Russian ambassador weighs in on Pristina's UNESCO bid

Kosovo joining UNESCO would be a direct violation of international law, but also of the UN Charter and UNSC Resolution 1244, which nobody has abolished.

Source: Tanjug
(Tanjug, file)
(Tanjug, file)

That is how Russian Ambassador to Serbia Aleksandar Chepurin commented on Pristina's attempts to join UNESCO.

In a statement for Sputnik, Chepurin stressed this is a political issue and that there was "no need to put this international organization in an awkward position."

"I personally believe that bringing up the issue of Kosovo's membership in that international organization is a violation of all existing international rules, the United Nations Charter, as well as Resolution 1244," said Chepurin.

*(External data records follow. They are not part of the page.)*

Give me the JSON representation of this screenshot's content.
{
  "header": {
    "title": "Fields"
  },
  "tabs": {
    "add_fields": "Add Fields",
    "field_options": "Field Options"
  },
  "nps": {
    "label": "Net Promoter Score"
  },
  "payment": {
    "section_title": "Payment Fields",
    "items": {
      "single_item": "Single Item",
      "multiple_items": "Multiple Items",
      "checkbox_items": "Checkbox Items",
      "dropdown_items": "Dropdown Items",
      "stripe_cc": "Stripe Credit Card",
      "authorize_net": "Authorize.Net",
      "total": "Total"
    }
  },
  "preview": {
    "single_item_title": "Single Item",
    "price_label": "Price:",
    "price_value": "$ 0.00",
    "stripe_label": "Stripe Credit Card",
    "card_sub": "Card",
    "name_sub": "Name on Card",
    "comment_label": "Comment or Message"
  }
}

As he stated, UNESCO is an organization in the United Nations system and operates in accordance with this fact.

"The practice of pressure and attempts by some entities to unlawfully impose the launching and consideration of the issue of Kosovo or voting on it is not acceptable. In the current situation, when international confrontation is very sharp, this is especially counterproductive," said the Russian ambassador.

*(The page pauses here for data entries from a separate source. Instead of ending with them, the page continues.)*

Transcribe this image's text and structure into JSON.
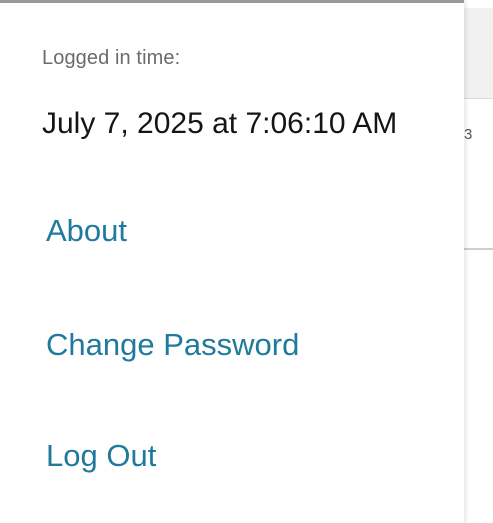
{
  "background": {
    "partial_glyph": "3"
  },
  "user_menu": {
    "login_label": "Logged in time:",
    "login_time": "July 7, 2025 at 7:06:10 AM",
    "items": [
      {
        "label": "About"
      },
      {
        "label": "Change Password"
      },
      {
        "label": "Log Out"
      }
    ]
  },
  "colors": {
    "link": "#1f7a9c",
    "label": "#6b6b6b",
    "text": "#161513"
  }
}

Chepurin believes that UNESCO, under international law and under the Charter of the United Nations, whose structure in the sphere of culture the organization represents, should not even discuss the issue of allowing membership to a quasi-state which is not recognized by the UN.

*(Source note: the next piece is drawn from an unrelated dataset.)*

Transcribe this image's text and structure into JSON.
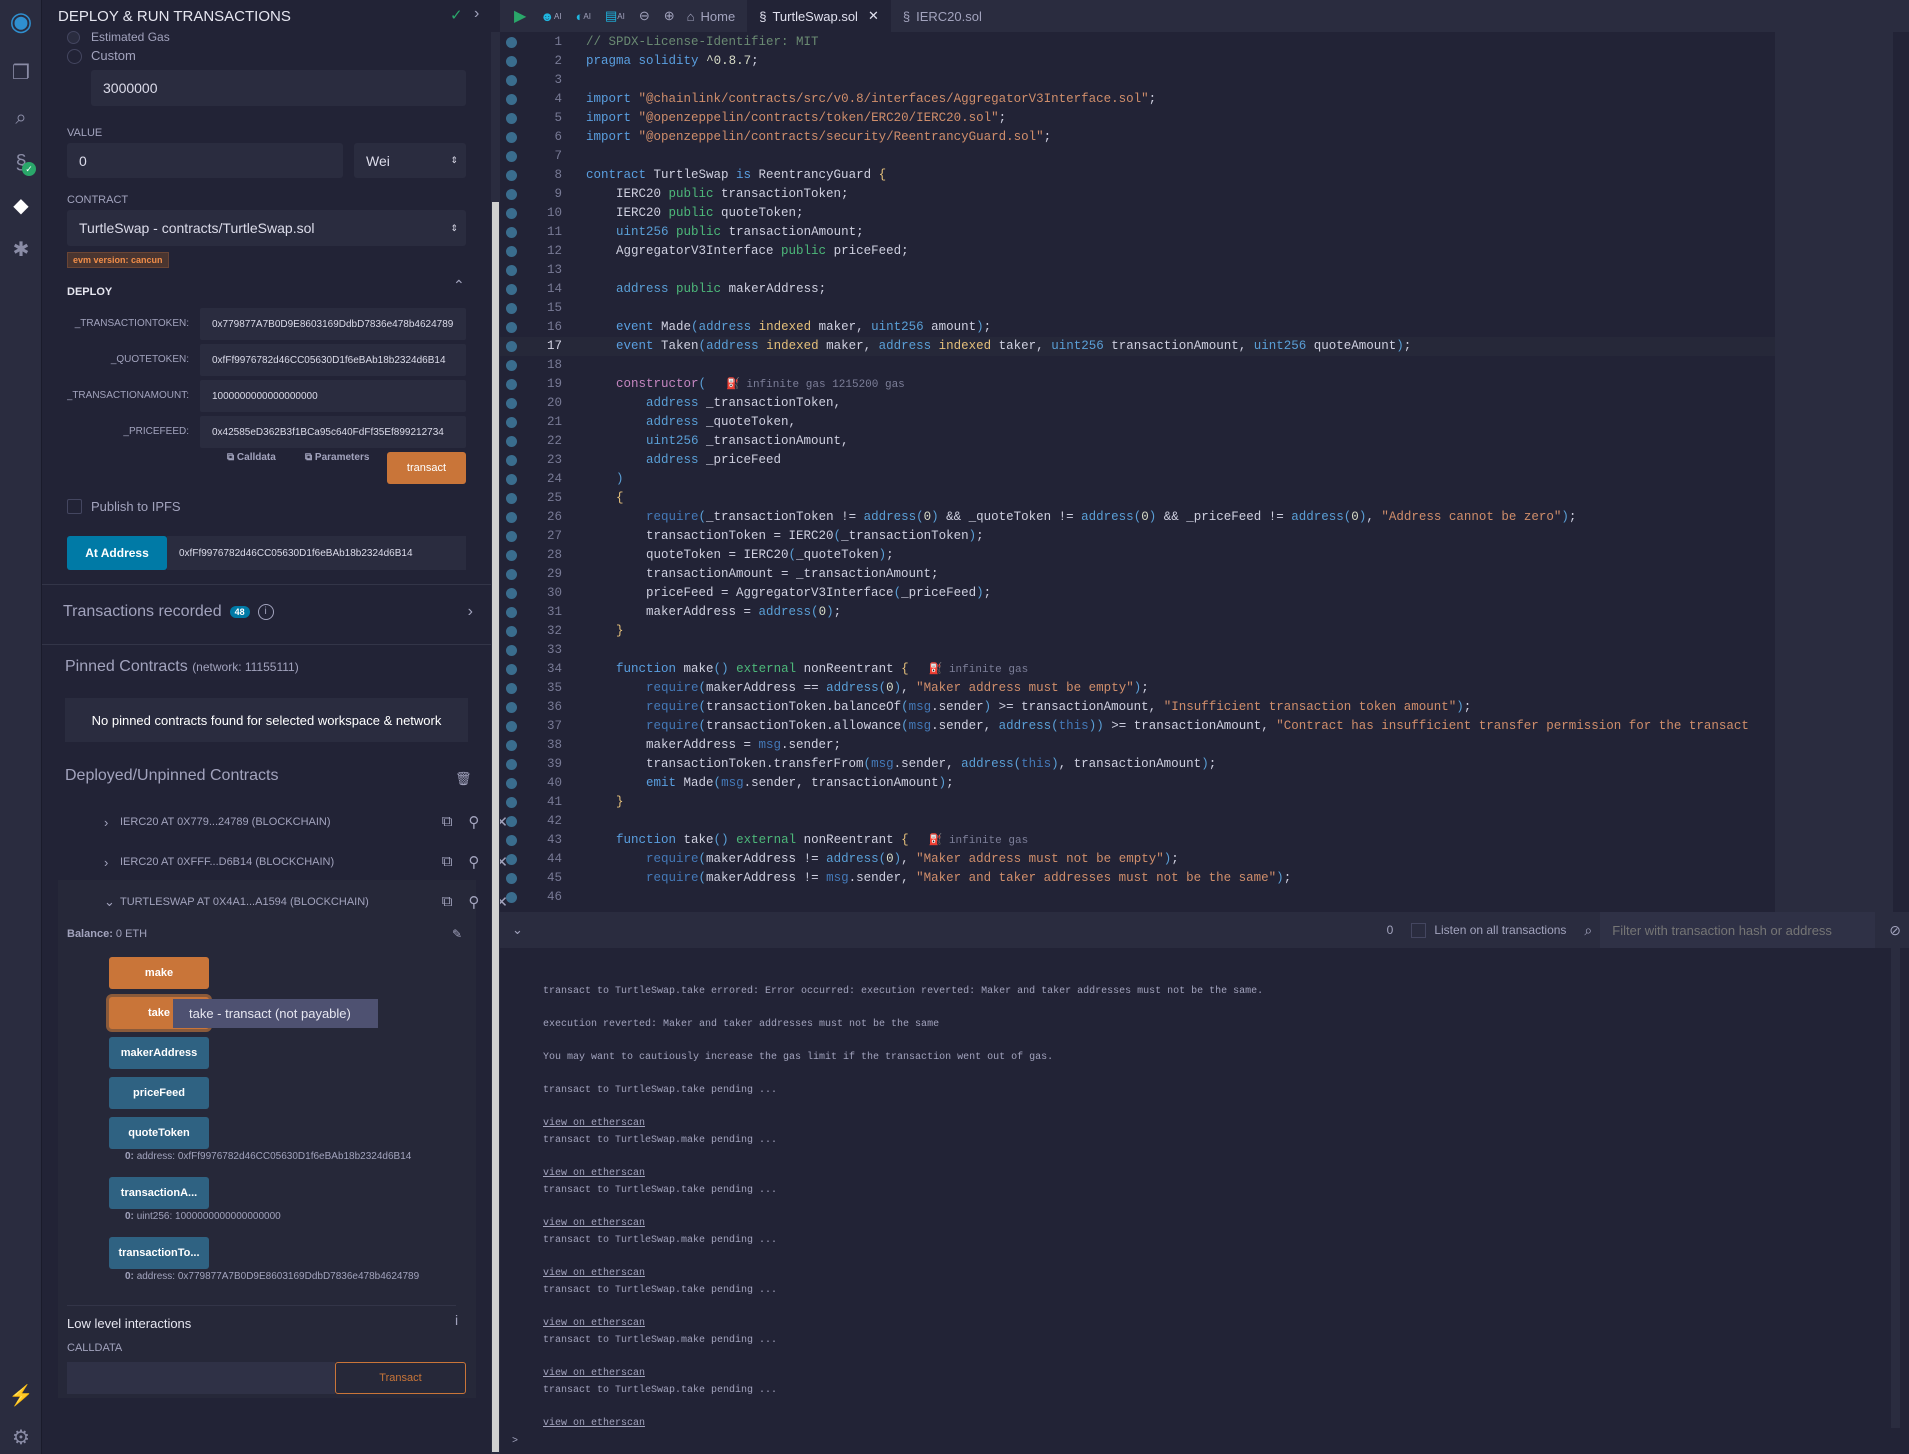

"It is important to insist that the rules are respected. UNESCO is not under obligation to take such requests, even to consider them, let alone to vote or make any decisions in connection with them," he concluded.

The United Nations recently refused to forward to UNESCO Pristina's membership request, while Belgrade "expressed a clear view that the issue of Kosovo's entry into this international organization is absolutely unacceptable," said Sputnik.